Case 7: Patent exploitation company and exclusive licence

The entire case is based on intensive, non-conclusive discussions and is therefore mainly intended to highlight areas for discussion.

1. facts of the case

PatentCo A, which is domiciled abroad, registered a European patent for a special process (patent X) in 2019 based on its own developments abroad. The costs for the development of the patented invention amounted to a total of CHF 5 million in the years 2010 to 2019. The ongoing costs in connection with the ongoing patent defence amount to CHF 100 thousand annually.

With effect from 2020, the foreign PatentCo A has granted an exclusive licence to ProduktionsCo B, domiciled in Canton Z, to use this patent.
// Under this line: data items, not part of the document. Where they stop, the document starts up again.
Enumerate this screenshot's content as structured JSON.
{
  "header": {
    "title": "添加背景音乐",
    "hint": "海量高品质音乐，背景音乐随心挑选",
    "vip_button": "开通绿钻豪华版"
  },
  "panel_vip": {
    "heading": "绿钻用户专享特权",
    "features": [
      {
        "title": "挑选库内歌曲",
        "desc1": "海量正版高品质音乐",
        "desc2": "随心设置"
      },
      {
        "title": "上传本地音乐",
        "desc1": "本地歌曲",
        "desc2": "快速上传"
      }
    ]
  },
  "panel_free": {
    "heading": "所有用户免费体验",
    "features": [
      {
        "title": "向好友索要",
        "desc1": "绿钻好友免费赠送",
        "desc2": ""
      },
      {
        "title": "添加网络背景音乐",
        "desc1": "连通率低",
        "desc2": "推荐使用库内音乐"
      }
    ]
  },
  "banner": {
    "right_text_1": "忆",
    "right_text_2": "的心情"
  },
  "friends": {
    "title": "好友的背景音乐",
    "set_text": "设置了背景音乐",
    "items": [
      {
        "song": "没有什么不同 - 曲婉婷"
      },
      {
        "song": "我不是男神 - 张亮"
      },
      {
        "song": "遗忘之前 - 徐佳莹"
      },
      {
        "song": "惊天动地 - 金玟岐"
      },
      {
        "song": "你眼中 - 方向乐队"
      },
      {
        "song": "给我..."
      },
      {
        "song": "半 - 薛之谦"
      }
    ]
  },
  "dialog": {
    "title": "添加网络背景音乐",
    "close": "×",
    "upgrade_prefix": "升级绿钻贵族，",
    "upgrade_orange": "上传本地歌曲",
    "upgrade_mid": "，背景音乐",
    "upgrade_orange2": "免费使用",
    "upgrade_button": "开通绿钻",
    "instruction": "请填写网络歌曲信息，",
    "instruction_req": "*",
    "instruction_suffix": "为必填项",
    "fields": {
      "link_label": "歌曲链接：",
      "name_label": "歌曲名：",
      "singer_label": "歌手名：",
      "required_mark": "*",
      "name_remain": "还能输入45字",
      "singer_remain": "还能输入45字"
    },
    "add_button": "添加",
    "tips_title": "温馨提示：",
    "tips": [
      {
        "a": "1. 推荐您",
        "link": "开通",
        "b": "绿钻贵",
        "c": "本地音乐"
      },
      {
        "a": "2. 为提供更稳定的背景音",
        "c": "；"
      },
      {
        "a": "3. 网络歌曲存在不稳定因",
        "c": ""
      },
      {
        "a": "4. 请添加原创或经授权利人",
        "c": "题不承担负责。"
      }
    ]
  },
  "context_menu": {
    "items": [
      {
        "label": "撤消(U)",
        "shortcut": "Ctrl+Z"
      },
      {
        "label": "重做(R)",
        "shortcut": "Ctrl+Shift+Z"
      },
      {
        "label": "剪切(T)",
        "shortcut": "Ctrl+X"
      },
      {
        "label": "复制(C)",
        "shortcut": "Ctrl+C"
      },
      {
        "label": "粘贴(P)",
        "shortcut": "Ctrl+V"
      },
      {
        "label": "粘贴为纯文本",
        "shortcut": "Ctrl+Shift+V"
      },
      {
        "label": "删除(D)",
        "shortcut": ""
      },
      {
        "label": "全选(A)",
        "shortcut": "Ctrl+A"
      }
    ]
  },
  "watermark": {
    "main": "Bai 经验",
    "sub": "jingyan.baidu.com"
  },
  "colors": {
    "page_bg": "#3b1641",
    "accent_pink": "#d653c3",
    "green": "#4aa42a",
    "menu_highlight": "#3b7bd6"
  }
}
According to the licence agreement, ProduktionsCo may further develop the patented technology and use it for the production or subsequent sale of product A or its further developments.

The annual licence fee owed by Production Co B to Patent Co A amounts to 5% of the turnover from the sale of Product A. The annual turnover from Product A amounts to CHF 50 million. The annual turnover from product A in the years from 2020 onwards amounts to CHF 50 million. The costs for the own further development costs, which are exclusively carried out in Switzerland and which are borne by ProduktionsCo B, amount to CHF 1.5 million per year. The net annual profit from product A amounts to CHF 10 million.

Questions

  • Can ProductionCo B claim the patent box deduction?
  • What applies regarding entry into the patent box
  • What are the historical R&D costs that need to be taken into account?
  • How is the patent box deduction determined, does it matter whether PatentCo A and ProduktionsCo B are group companies or independent third parties?
  • What would be different if PatentCo A was not based abroad but in Switzerland in Canton Z and the patent development activities had taken place exclusively in Switzerland?
  • What would change if PatentCo A and ProduktionsCo B were to merge on 1 January 2022?

2. facts variant

Patent X was not only registered under patent law in 2019, but already in 2012 and exclusively licensed by PatentCo A to ProductionCo B as of 2013. The other factual and quantitative information is otherwise unchanged.

Question(s)

  • What changes regarding the tax treatment in contrast to the main variant? Does it matter that the patent has already been exploited since 2013 when it enters the patent box at the beginning of 2020?

Case 8: Exit from the patent box

1. facts of the case

Gross International AG is part of a foreign group, the Gross Group, with a turnover of > EUR 750 million and a group parent company in a Member State of the EU. Gross International AG conducts R&D activities in Canton B. Accordingly, it has internationally registered patents. In addition, it acts as a headmaster company that sells the group's products via group distribution companies in numerous countries.

Since the profitability of Gross International AG is very high relative to the historical R&D costs of the patented products, the purchase into the patent box could already be made in full in 2020 and 2021 by means of an offsetting solution. From 2022, the tax burden in Canton B will be around 12% due to the application of the patent box.

Because the country of domicile of the parent company of the Gross Group will introduce the OECD BEPS Pillar 2 Income Inclusion Rule in 2023, Gross International AG wants to ensure the internationally required minimum tax burden of 15% in Canton B and therefore withdraw from the patent box at the end of 2022 to the extent necessary to achieve this goal.

Questions

  • Can Gross International AG waive the patent deduction in whole or in part?
  • When the patent box was introduced at the beginning of 2020, the historical R&D costs were calculated for tax purposes in accordance with Art. 24b para. 3 StHG. This is based on the assumption that the patent box deduction will apply to the patented products until patent protection expires in 2035. The patent box deduction for 2022 is significantly lower than the historical R&D costs that were taken into account in 2020 and 2021. Can Gross International AG reverse part of the accounting of the historical R&D costs?
  • Would there be other ways to avoid overtaxation from entering the patent box?